You lodge a tax return by 31 October each year (or later if you use a registered tax agent).
If you arrive mid-year, you only pay tax on the income you earned in Australia from your arrival date, and the tax-free threshold is pro-rated. See https://www.ato.gov.au/individuals-and-families/coming-to-australia-or-going-overseas/coming-to-australia/tax-free-threshold-for-newcomers-to-australia
Income tax — residents (as of May 2026, for the 2025–26 year)
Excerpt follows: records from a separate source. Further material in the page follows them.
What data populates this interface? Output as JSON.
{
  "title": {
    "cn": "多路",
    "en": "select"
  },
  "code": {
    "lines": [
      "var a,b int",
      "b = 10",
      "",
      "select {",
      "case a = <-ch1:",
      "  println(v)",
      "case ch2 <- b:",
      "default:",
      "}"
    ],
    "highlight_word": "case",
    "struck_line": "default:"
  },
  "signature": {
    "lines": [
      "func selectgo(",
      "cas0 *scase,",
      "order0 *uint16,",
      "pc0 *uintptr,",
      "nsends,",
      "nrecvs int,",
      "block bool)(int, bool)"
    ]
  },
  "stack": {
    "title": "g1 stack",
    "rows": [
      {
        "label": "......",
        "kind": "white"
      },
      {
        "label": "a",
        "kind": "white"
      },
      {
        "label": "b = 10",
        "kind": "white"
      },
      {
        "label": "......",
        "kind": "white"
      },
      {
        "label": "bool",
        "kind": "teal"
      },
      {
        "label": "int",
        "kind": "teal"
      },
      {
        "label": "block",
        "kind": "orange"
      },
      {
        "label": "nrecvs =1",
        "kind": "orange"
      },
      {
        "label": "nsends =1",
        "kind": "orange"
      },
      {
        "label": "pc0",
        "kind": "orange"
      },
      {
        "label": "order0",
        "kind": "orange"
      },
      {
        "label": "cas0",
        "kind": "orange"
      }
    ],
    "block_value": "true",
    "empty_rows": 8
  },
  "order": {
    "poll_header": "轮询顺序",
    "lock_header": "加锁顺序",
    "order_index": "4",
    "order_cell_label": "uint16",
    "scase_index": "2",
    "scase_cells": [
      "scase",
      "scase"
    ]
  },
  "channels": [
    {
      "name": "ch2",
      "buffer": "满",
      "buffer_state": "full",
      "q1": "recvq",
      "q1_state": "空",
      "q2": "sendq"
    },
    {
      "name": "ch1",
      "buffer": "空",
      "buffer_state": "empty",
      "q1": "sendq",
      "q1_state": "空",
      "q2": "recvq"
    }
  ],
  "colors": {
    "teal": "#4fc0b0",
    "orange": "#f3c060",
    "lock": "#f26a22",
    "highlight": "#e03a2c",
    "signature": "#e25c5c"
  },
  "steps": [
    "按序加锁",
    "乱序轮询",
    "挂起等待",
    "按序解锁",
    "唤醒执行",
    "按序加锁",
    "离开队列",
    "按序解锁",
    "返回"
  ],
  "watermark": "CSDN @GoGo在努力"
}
The standard resident rates for 2025–26:
| Taxable income | Tax on this income |
|---|---|
| $0 – $18,200 | Nil (the "tax-free threshold") |
| $18,201 – $45,000 | 16c for each $1 over $18,200 |
| $45,001 – $135,000 | $4,288 plus 30c for each $1 over $45,000 |
| $135,001 – $190,000 | $31,288 plus 37c for each $1 over $135,000 |
| $190,001 and over | $51,638 plus 45c for each $1 over $190,000 |
These are marginal rates — only income above each threshold is taxed at the higher rate, not your whole income.
Plus
- Medicare Levy — 2% of taxable income for most residents (reduced or waived if you earn under a low-income threshold).
- Medicare Levy Surcharge (MLS) — extra 1–1.5% if your income is above set thresholds AND you don't hold private hospital insurance. The surcharge is designed to push higher earners onto private health. See private health insurance for thresholds.